As one could probably guess, though, Nazi spies have seen the demonstration and kill the doctor immediately. As the serum is destroyed as well, it is lost forever. (Evidently he didn’t write anything down.) Captain America defeats the spies. In a single panel, we see that the hero now wears a patriotic flag-inspired costume and is actively rooting-out spies in the U.S. military. Evidently as a day job, he serves as army private Steve Rogers. The final page and a half of the story involve a kid identified as “mascot” of Rogers’ army regiment named Bucky Barnes. He comes into Rogers’ tent and sees him changing into the Captain America costume - thereafter fighting alongside him in a similar costume as the companion hero, “Bucky.”
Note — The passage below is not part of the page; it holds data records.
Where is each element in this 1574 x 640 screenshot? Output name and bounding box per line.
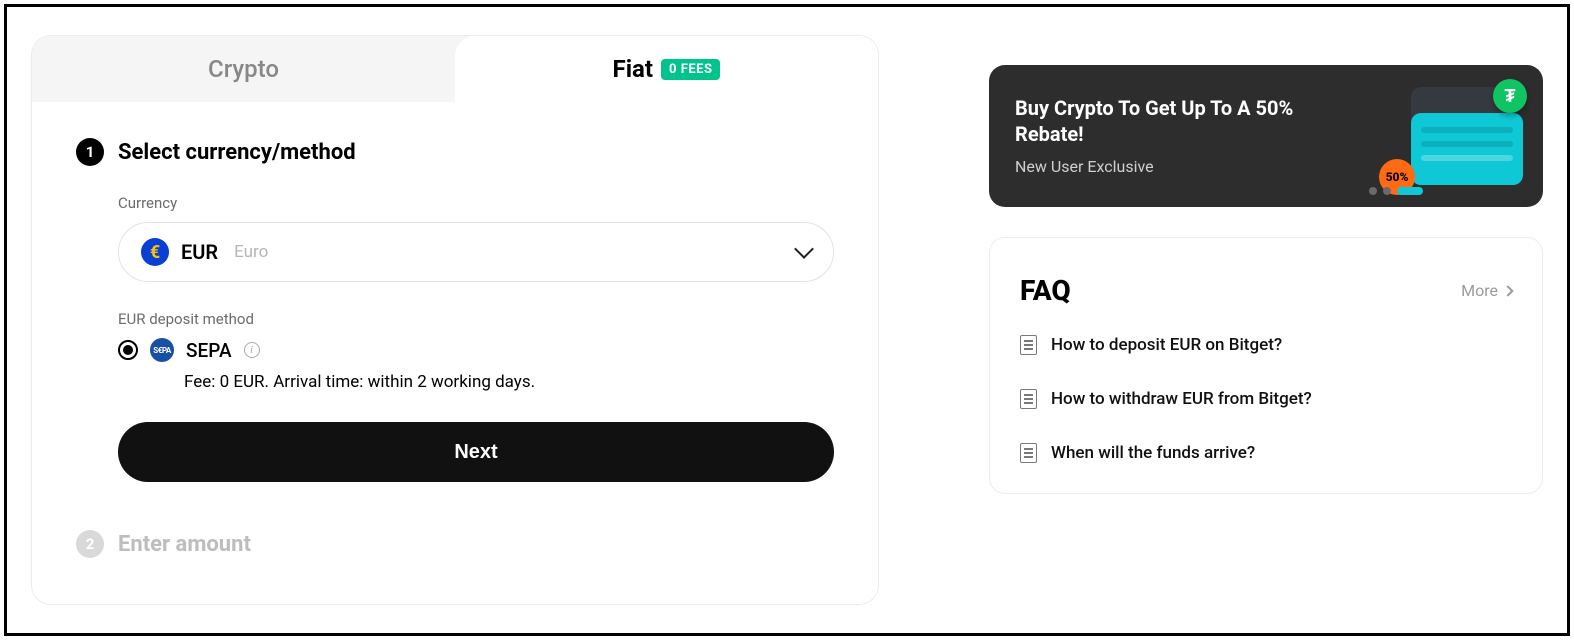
faq-question: When will the funds arrive? [1051,443,1255,463]
faq-question: How to withdraw EUR from Bitget? [1051,389,1312,409]
document-icon [1020,389,1037,409]
method-sepa-option[interactable]: S€PA SEPA i [118,338,834,362]
page-frame: Crypto Fiat 0 FEES 1 Select currency/met… [4,4,1570,636]
tab-crypto[interactable]: Crypto [32,36,455,102]
currency-name: Euro [234,242,268,262]
method-label: EUR deposit method [118,310,834,328]
promo-title: Buy Crypto To Get Up To A 50% Rebate! [1015,95,1305,147]
faq-more-label: More [1461,281,1498,300]
sepa-icon: S€PA [150,338,174,362]
zero-fees-badge: 0 FEES [661,59,720,80]
promo-illustration: ₮ 50% [1379,79,1529,199]
method-field: EUR deposit method S€PA SEPA i Fee: 0 EU… [118,310,834,482]
faq-more-link[interactable]: More [1461,281,1512,300]
faq-item-2[interactable]: When will the funds arrive? [1020,443,1512,463]
carousel-dots[interactable] [1369,187,1423,195]
step-2-header: 2 Enter amount [76,530,834,558]
eur-icon: € [141,238,169,266]
method-subtext: Fee: 0 EUR. Arrival time: within 2 worki… [184,372,834,392]
tab-fiat-label: Fiat [613,55,654,83]
currency-field: Currency € EUR Euro [118,194,834,282]
info-icon[interactable]: i [244,342,260,358]
tabs: Crypto Fiat 0 FEES [32,36,878,102]
faq-item-1[interactable]: How to withdraw EUR from Bitget? [1020,389,1512,409]
right-column: Buy Crypto To Get Up To A 50% Rebate! Ne… [989,35,1543,605]
step-1-bullet: 1 [76,138,104,166]
faq-title: FAQ [1020,274,1461,307]
faq-item-0[interactable]: How to deposit EUR on Bitget? [1020,335,1512,355]
document-icon [1020,443,1037,463]
promo-banner[interactable]: Buy Crypto To Get Up To A 50% Rebate! Ne… [989,65,1543,207]
faq-question: How to deposit EUR on Bitget? [1051,335,1282,355]
next-button[interactable]: Next [118,422,834,482]
deposit-card: Crypto Fiat 0 FEES 1 Select currency/met… [31,35,879,605]
step-1-title: Select currency/method [118,140,356,165]
step-2-title: Enter amount [118,532,251,557]
currency-label: Currency [118,194,834,212]
dot-3-active[interactable] [1397,187,1423,195]
method-name: SEPA [186,339,232,362]
step-1-header: 1 Select currency/method [76,138,834,166]
dot-2[interactable] [1383,187,1391,195]
faq-card: FAQ More How to deposit EUR on Bitget? H… [989,237,1543,494]
faq-list: How to deposit EUR on Bitget? How to wit… [1020,335,1512,463]
chevron-down-icon [794,239,814,259]
faq-header: FAQ More [1020,274,1512,307]
tab-crypto-label: Crypto [208,55,279,83]
currency-select[interactable]: € EUR Euro [118,222,834,282]
tether-coin-icon: ₮ [1493,79,1527,113]
card-front-icon [1411,113,1523,185]
dot-1[interactable] [1369,187,1377,195]
step-2-bullet: 2 [76,530,104,558]
next-button-label: Next [454,441,497,463]
tab-fiat[interactable]: Fiat 0 FEES [455,36,878,102]
chevron-right-icon [1502,285,1513,296]
card-body: 1 Select currency/method Currency € EUR … [32,102,878,588]
document-icon [1020,335,1037,355]
radio-selected-icon [118,340,138,360]
currency-code: EUR [181,240,218,264]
The origin story was eight pages long - it is followed in the first issue by another couple of stories typical of the golden age era of comics. Stalwart hero accompanied by teenaged sidekick fight to defend the U.S. at home from fifth columnists. There’s kind of an espionage thriller aspect to the stories - kind of a cross between Batman and James Bond dressed-up in red, white and blue. Over the course of the next ten issues, Cap and Bucky fight villains with strange appearances employing bizarre gimmicks not unlike the rogues gallery in Batman or Dick Tracy. The first issue has stories pitting Captain America against a strange psychic homunculus, a man named “the Crusher,” and, most notably the Red Skull, a Nazi spy named after the mask he wears. True to form for the period, all stories were wrapped-up quite nicely in just a few pages. (The Red Skull turns out to be an aircraft company executive who was promised a position of great authority under a Nazi-ruled U.S.)